Posted: Tue Apr 22, 2003 7:44 am
by MAT
Hi,

The project I am working on will integrate data coming from various sources not necessarily compatible with each other. For that reason, we need to associate every record we handle with a unique ID number. Since we are using PX, we can't access sdk functions like keymgt inside a job transformer. Therefore, I send my data through a column generator which adds a number to every row starting from 1 to x. I then pass the data inside a transformer adding to the ID column the current ID number (CurID) defined inside am evironment variable. The resulting ID's are something like 1+CurID to x+CurID. Finally, I add x to the CurID and move on the next incoming data file. I am encountering troubles using some functions provided with PX so I was wondering if any of you ever had to design something similar and if yes what was your design, I am afraid mine may be a little complicated. I need to use PX because I am handling millions of rows and can't wait ten times more for a server job.

Thanks for your thought.

MAT

Posted: Tue Apr 22, 2003 10:16 am
by bigpoppa
MAT,

You are doing three things:

1. Using column generator (sequentially? or in parallel? Parallel will not work) to generate a unique row id.

2. Using a transformer to add the ID column the current ID number

3. Adding x to the CurID and move on the next incoming data file.

Which part specifically is not working?

Thanks,
BP

Posted: Tue Apr 22, 2003 10:25 am
by MAT
Hi BP,

Part 2 is not working [:(]. I think because of the type conversion function StringToDecimal that we discussed yesterday. I could not find the rtype options in my doc and it appears it was not included. Ascential sent me the function documentation which should be included in a future release of the PX developper's guide. Even using the right codes, my transformer does not compile. I opened a ticket with ascential about my problem and they should come back to me shortly.

My original question was in a more general sense tough. I was wondering if there was another way to associate records with a unique ID number under PX. I am not convinced that my design is well thought. If you (or anyone else...let's not discuss alone[:)]) have any new ideas about it, I'll be glad to hear them.

Thanks

MAT

Posted: Tue Apr 22, 2003 11:19 am
by bigpoppa
Well, I guess it WOULD be helpful if ASC provided the full documentation for PX. [;)] Maybe you could post the rtypes for those that do not have the upcoming manual.
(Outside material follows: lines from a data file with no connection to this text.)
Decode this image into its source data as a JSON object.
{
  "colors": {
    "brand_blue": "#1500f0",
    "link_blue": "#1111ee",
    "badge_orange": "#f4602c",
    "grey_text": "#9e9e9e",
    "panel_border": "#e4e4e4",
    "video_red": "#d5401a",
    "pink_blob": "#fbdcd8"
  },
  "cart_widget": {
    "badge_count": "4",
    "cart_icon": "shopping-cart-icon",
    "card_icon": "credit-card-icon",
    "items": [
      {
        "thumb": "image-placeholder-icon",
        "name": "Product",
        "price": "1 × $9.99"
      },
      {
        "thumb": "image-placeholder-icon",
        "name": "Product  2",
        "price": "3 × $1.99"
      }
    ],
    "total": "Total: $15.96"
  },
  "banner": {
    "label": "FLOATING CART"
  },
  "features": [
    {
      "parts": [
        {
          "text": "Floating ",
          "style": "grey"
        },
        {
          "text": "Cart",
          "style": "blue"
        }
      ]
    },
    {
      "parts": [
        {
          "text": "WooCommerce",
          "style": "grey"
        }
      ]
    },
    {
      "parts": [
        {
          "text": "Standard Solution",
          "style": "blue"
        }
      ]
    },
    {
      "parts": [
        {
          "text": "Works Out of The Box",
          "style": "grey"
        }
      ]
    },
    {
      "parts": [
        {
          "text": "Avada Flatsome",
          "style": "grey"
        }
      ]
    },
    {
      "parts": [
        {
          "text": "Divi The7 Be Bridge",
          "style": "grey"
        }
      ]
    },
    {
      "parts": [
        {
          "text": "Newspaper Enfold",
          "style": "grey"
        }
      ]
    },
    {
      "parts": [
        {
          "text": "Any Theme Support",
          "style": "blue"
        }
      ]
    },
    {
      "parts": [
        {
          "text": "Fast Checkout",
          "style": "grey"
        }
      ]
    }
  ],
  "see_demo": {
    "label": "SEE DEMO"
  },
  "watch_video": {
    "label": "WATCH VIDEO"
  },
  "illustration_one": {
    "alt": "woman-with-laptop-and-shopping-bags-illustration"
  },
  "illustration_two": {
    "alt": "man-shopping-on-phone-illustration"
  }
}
If I were doing what you have to do, I would use buildop. Buildop would allow you to keep your data in parallel. You want to avoid unnecessary sequential bottlenecks in PX jobs.

For part 1, see my posting ("did you know? You can create a unique index in parallel") on dsx->forums->PX. Although the posting gives you a way to create a surrogate key in transformer, you can use a similar technique in buildop.

For part 2, you have several options. You can store the CurId in a file and read/write it without having to convert it. Or you can write your own StrToDec function for the time being. Include it in a header file used by the buildop and use it to convert your CurId. (BTW, why is CurId a string to begin with?)

For part 3, pass back the updated CurID value to an env var(?) or store it back to the CurId file.

You can reuse a buildops within the same job.

- BP

Posted: Tue Apr 22, 2003 11:23 am
by MAT
Hi BP,

Thanks for the infos, I'll try what you suggest about using buildop. I will also post the rtypes in my topic related to the StringToDecimal function.

Also, to answer your question "why is CurId a string to begin with?". It is because it is an environment variables therefore string is the only possible type.

Regards

MAT